El alba despuntaba en el campo de Cartagena cuando la abuela encendía el fogón de leña.
Un resplandor anaranjado comenzaba a tintar las paredes ennegrecidas por el humo de tantas comidas cocinadas a fuego lento. El aroma a leña quemada se mezclaba con la brisa que llegaba desde el mar, trayendo consigo la esencia salina de la costa cercana.
Sobre la mesa de madera rústica, aún con las marcas del uso diario, descansaban los ingredientes frescos del huerto.
Alcachofas recién cortadas del bancal, aún con su tallo cubierto de rocío; un manojo de ajos tiernos, desprendiendo su fragancia característica; una cebolla grande, curtida por el sol de la Región del Sureste, y un tomate maduro, rojo y carnoso, que apenas hacía unas horas había sido recogido de la mata.
Todo estaba dispuesto para preparar una de esas comidas humildes pero llenas de sustancia, el plato que tantas generaciones habían disfrutado en los hogares cartageneros: lentejas con verduras y alitrias.
La abuela, con sus manos curtidas por los años, comenzó la faena. Las alcachofas eran limpiadas con esmero, sus hojas más duras retiradas, dejando solo el tierno corazón que después sería frotado con limón para evitar que ennegreciera. La cebolla y el tomate se rallaban con paciencia en un cuenco de barro, mientras los ajos tiernos eran pelados con destreza.
En el viejo puchero de hierro fundido, brillaba un generoso chorro de aceite de oliva, ese tesoro dorado que los olivares que el campo de Cartagena ofrecía cada temporada.
Cuando el aceite comenzó a chisporrotear, la abuela dejó caer los ajos tiernos, las alcachofas y los trozos de pimiento rojo. El crepitar de las verduras sobre el fuego era una música conocida, el sonido de cada mediodía en las cocinas humildes de Cartagena.
Con una cuchara de madera, removía lentamente los ingredientes, esperando ese punto dorado antes de añadir la cebolla rallada.
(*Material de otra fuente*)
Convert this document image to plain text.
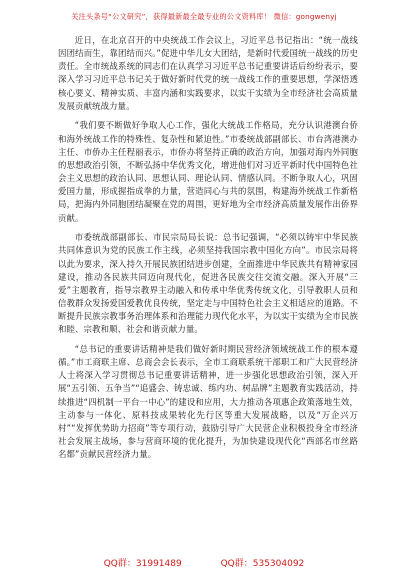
关注头条号“公文研究”，获得最新最全最专业的公文资料库！ 微信：gongwenyj

近日，在北京召开的中央统战工作会议上，习近平总书记指出：“统一战线因团结而生，靠团结而兴。”促进中华儿女大团结，是新时代爱国统一战线的历史责任。全市统战系统的同志们在认真学习习近平总书记重要讲话后纷纷表示，要深入学习习近平总书记关于做好新时代党的统一战线工作的重要思想，学深悟透核心要义、精神实质、丰富内涵和实践要求，以实干实绩为全市经济社会高质量发展贡献统战力量。

“我们要不断做好争取人心工作，强化大统战工作格局，充分认识港澳台侨和海外统战工作的特殊性、复杂性和紧迫性。”市委统战部副部长、市台湾港澳办主任、市侨办主任程丽表示，市侨办将坚持正确的政治方向，加强对海内外同胞的思想政治引领，不断弘扬中华优秀文化，增进他们对习近平新时代中国特色社会主义思想的政治认同、思想认同、理论认同、情感认同。不断争取人心，巩固爱国力量，形成握指成拳的力量，营造同心与共的氛围，构建海外统战工作新格局，把海内外同胞团结凝聚在党的周围，更好地为全市经济高质量发展作出侨界贡献。

市委统战部副部长、市民宗局局长说：总书记强调，“必须以铸牢中华民族共同体意识为党的民族工作主线，必须坚持我国宗教中国化方向”。市民宗局将以此为要求，深入持久开展民族团结进步创建，全面推进中华民族共有精神家园建设，推动各民族共同迈向现代化，促进各民族交往交流交融。深入开展“三爱”主题教育，指导宗教界主动融入和传承中华优秀传统文化，引导教职人员和信教群众发扬爱国爱教优良传统，坚定走与中国特色社会主义相适应的道路。不断提升民族宗教事务治理体系和治理能力现代化水平，为以实干实绩为全市民族和睦、宗教和顺、社会和谐贡献力量。

“总书记的重要讲话精神是我们做好新时期民营经济领域统战工作的根本遵循。”市工商联主席、总商会会长表示，全市工商联系统干部职工和广大民营经济人士将深入学习贯彻总书记重要讲话精神，进一步强化思想政治引领，深入开展“五引领、五争当”“追盛会、铸忠诚、练内功、树品牌”主题教育实践活动，持续推进“四机制一平台一中心”的建设和应用，大力推动各项惠企政策落地生效，主动参与一体化、原料技成果转化先行区等重大发展战略，以及“万企兴万村”“发挥优势助力招商”等专项行动，鼓励引导广大民营企业积极投身全市经济社会发展主战场，参与营商环境的优化提升，为加快建设现代化“西部名市丝路名都”贡献民营经济力量。

QQ群：31991489	QQ群：535304092
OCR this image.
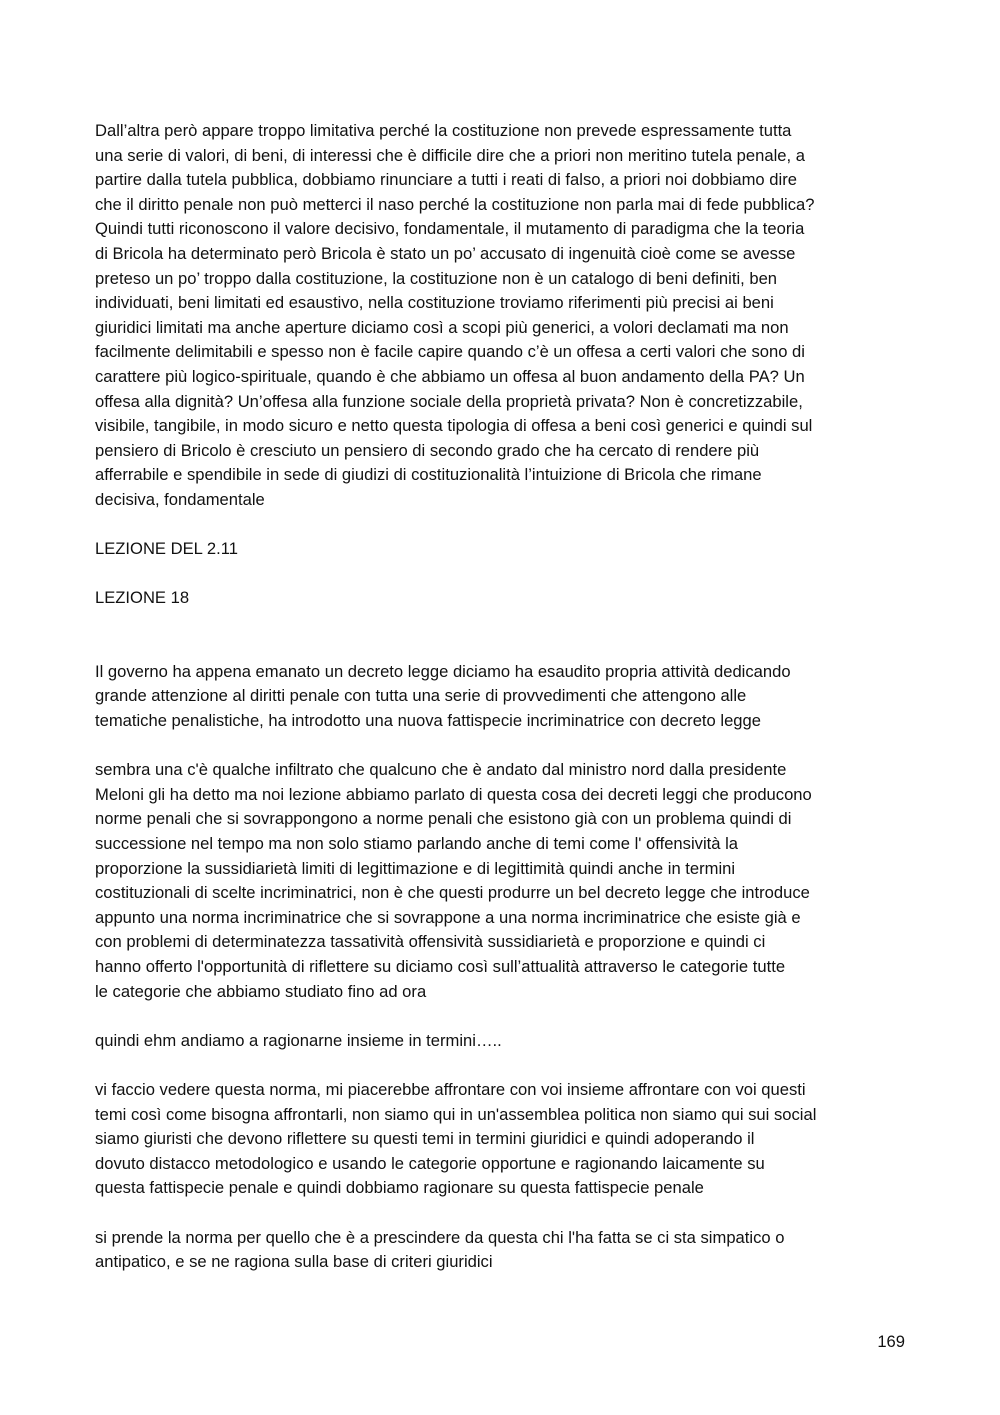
Dall’altra però appare troppo limitativa perché la costituzione non prevede espressamente tutta
una serie di valori, di beni, di interessi che è difficile dire che a priori non meritino tutela penale, a
partire dalla tutela pubblica, dobbiamo rinunciare a tutti i reati di falso, a priori noi dobbiamo dire
che il diritto penale non può metterci il naso perché la costituzione non parla mai di fede pubblica?
Quindi tutti riconoscono il valore decisivo, fondamentale, il mutamento di paradigma che la teoria
di Bricola ha determinato però Bricola è stato un po’ accusato di ingenuità cioè come se avesse
preteso un po’ troppo dalla costituzione, la costituzione non è un catalogo di beni definiti, ben
individuati, beni limitati ed esaustivo, nella costituzione troviamo riferimenti più precisi ai beni
giuridici limitati ma anche aperture diciamo così a scopi più generici, a volori declamati ma non
facilmente delimitabili e spesso non è facile capire quando c’è un offesa a certi valori che sono di
carattere più logico-spirituale, quando è che abbiamo un offesa al buon andamento della PA? Un
offesa alla dignità? Un’offesa alla funzione sociale della proprietà privata? Non è concretizzabile,
visibile, tangibile, in modo sicuro e netto questa tipologia di offesa a beni così generici e quindi sul
pensiero di Bricolo è cresciuto un pensiero di secondo grado che ha cercato di rendere più
afferrabile e spendibile in sede di giudizi di costituzionalità l’intuizione di Bricola che rimane
decisiva, fondamentale

LEZIONE DEL 2.11

LEZIONE 18

Il governo ha appena emanato un decreto legge diciamo ha esaudito propria attività dedicando
grande attenzione al diritti penale con tutta una serie di provvedimenti che attengono alle
tematiche penalistiche, ha introdotto una nuova fattispecie incriminatrice con decreto legge

sembra una c'è qualche infiltrato che qualcuno che è andato dal ministro nord dalla presidente
Meloni gli ha detto ma noi lezione abbiamo parlato di questa cosa dei decreti leggi che producono
norme penali che si sovrappongono a norme penali che esistono già con un problema quindi di
successione nel tempo ma non solo stiamo parlando anche di temi come l' offensività la
proporzione la sussidiarietà limiti di legittimazione e di legittimità quindi anche in termini
costituzionali di scelte incriminatrici, non è che questi produrre un bel decreto legge che introduce
appunto una norma incriminatrice che si sovrappone a una norma incriminatrice che esiste già e
con problemi di determinatezza tassatività offensività sussidiarietà e proporzione e quindi ci
hanno offerto l'opportunità di riflettere su diciamo così sull’attualità attraverso le categorie tutte
le categorie che abbiamo studiato fino ad ora

quindi ehm andiamo a ragionarne insieme in termini…..

vi faccio vedere questa norma, mi piacerebbe affrontare con voi insieme affrontare con voi questi
temi così come bisogna affrontarli, non siamo qui in un'assemblea politica non siamo qui sui social
siamo giuristi che devono riflettere su questi temi in termini giuridici e quindi adoperando il
dovuto distacco metodologico e usando le categorie opportune e ragionando laicamente su
questa fattispecie penale e quindi dobbiamo ragionare su questa fattispecie penale

si prende la norma per quello che è a prescindere da questa chi l'ha fatta se ci sta simpatico o
antipatico, e se ne ragiona sulla base di criteri giuridici

169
Poco a poco, el sofrito tomaba cuerpo y color, impregnando la casa con su fragancia.
Entonces, llegó el turno del tomate, que al contacto con el calor se deshacía en un puré espeso, enriqueciendo la base del guiso con su dulzura natural. Fue entonces cuando la abuela sacó un pequeño tarro de barro de la alacena y, con precisión, espolvoreó una cucharadita de pimentón dulce, ese condimento tan nuestro, que aportaba un matiz rojizo y un aroma inconfundible.
Mientras el sofrito terminaba de cocinarse, las lentejas esperaban en una olla de barro, remojadas desde la noche anterior, listas para absorber todos los sabores del huerto. Con manos firmes, la abuela las cubrió con agua fresca del aljibe y volcó sobre ellas el sofrito con las patatas troceadas, el laurel y una cabeza de ajos partida por la mitad.
El fuego crepitaba, y el guiso comenzó su lenta transformación. No había prisa, el tiempo era un ingrediente más en la cocina de entonces. Desde la ventana, el viento traía el sonido de los carromatos que bajaban del campo a la plaza del mercado, donde las mujeres charlaban sobre el precio del pescado y los jornaleros discutían sobre la última jornada en las minas de La Unión.
Cuando las lentejas estaban casi a punto, la abuela añadió las alitrias, ese pequeño toque que convertía el plato en una comida reconfortante y saciante. También machacó en el mortero unos granos de pimienta negra, esparciendo su perfume sobre el puchero antes de removerlo con cuidado. Un último hervor y, tras unos minutos de reposo, el plato estaba listo para ser servido.